July 12,2016 - Babcock Ranch breaks ground
By ANNE EASKER
“Here we are about to go vertical,” Syd Kitson, chairman and CEO of Kitson & Partners, said Tuesday, with shovel in hand over the construction site of downtown Babcock Ranch. “We picked up our permits and plats today and are ready to go.”
It was a historic day as Kitson & Partners broke ground on the nation’s first solar-powered town. Babcock Ranch is currently the largest development project in the United States and has attracted local and international attention for its innovative technology, sustainability focus and community vision.
“At Babcock Ranch we are working to provide a whole new way of life with expansive opportunities to connect with nature and neighbors,” Kitson said. “We are about inclusion. Founders Square is designed to serve as a regional gathering place, drawing in our neighbors to join the fun at the heart of a vibrant new town.”
The downtown area will include Founders Square, a lakefront park complete with splash fountains, shade structures, a band shell and lakefront boardwalks. A family-friendly, farm-totable restaurant will be the first building to go up on the square’s west side, joined by a discovery center with interactive tools to explore the community and learn about its sustainability initiatives, as well as Kitson & Partners offices. An outdoor outfitter store will provide anything residents and visitors need to explore the hiking and biking trails, or paddle across the freshwater lakes on a kayak or canoe.
There are five lakes in the downtown district alone, with 14 more in the larger plan. Gaspowered motorboats will not be permitted, but silent, electric boats are allowed.
Facing Founders Square from the south, a market cafe will sell coffee and ice cream, and a collaborative workspace called the Hatchery will rent office space to professionals while mingling and sharing ideas.
“Our hope is that a baby boomer and a millennial could both come and work next to each other and learn from each other,” said Babcock Ranch President Rick Severance.
An education building will house advanced education courses being developed through a partnership with Florida Gulf Coast University, and a public STEM (science, technology, engineering and math) charter school for grades K-8 is expected to open next year with 60 to 80 students. The school will accept students from both Lee and Charlotte counties. More elementary, middle and high schools are planned throughout the community, but the charter school is available for the first young families moving in next year.
A health and wellness center will stand on the east side of Founders Square, and every home and business in Babcock Ranch will be connected with a minimum of one gigabyte of fiber optic capacity by CenturyLink. All Founders Square buildings are being designed by Harvard Jolly Architects and constructed by Skanska.
The first neighborhood, Lake Timber, will contain 1,100 homes. Five different builders are working on the neighborhood, with larger homes and smaller homes intermingling.
“We’re building a town, not a suburb,” said spokeswoman Lisa Hall.

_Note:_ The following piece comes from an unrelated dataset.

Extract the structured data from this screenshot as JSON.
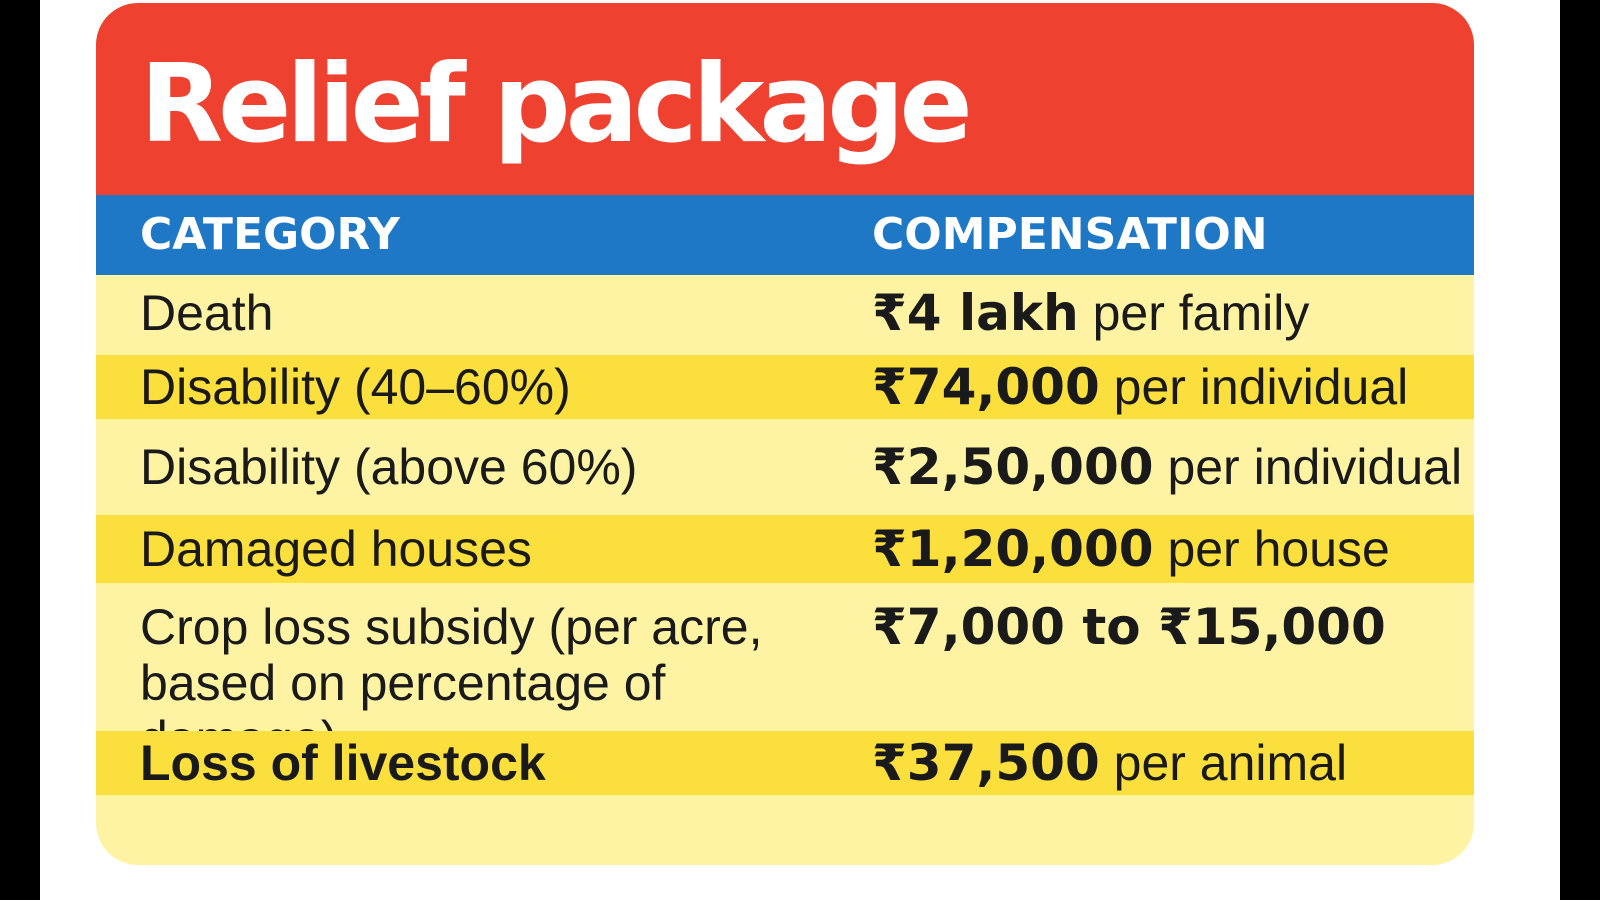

Each neighborhood will connect to a trailhead, with 50 miles of trails running throughout the town and connecting to even more in the preserve. Neighborhoods will also be within walking distance of downtown to reduce the need for cars and parking garages. Public transportation will include autonomous vehicles. Kitson & Partners is working with the Research Lab at the University of Central Florida and is in the process of finding a partner.
Residential construction is set to begin in August, with the first residents moving in early next year. Already, many people are interested and waiting for the chance to close on a home, Hall said.
Severance said price points will vary, since the founders hope to draw a diverse, intergenerational population. The first houses range from the upper $200,000s to $900,000s, but national builders could offer prices as low as $175,000 to $190,000.
Thomas Hoban, Kitson & Partners president and chief investment offer, said the sustainable technology efforts should reduce costs to residents, and the amenities are considerable.
“We’re hoping to provide a higher-quality lifestyle at a lower cost,” Hoban said.
Kitson said he is aware that those already living near Babcock Ranch are concerned that the new town will disrupt their way of life, which is why Kitson & Partners has been careful about development around the town’s edges and preserved 90 percent of the original ranch by giving 80 percent to the state and building on only half of its allotted 20 percent.
“At the end of the day, our goal is for them to be a part of it all,” Kitson said.
The town will be open to anyone to come in, and he hopes the town’s rural neighbors will visit to enjoy the trails and lakes, eat at the restaurants, get ice cream, or see a concert.
“It would be the biggest compliment if they said, ‘You know, this turned out pretty good, and our way of life is not impacted,’” Kitson said.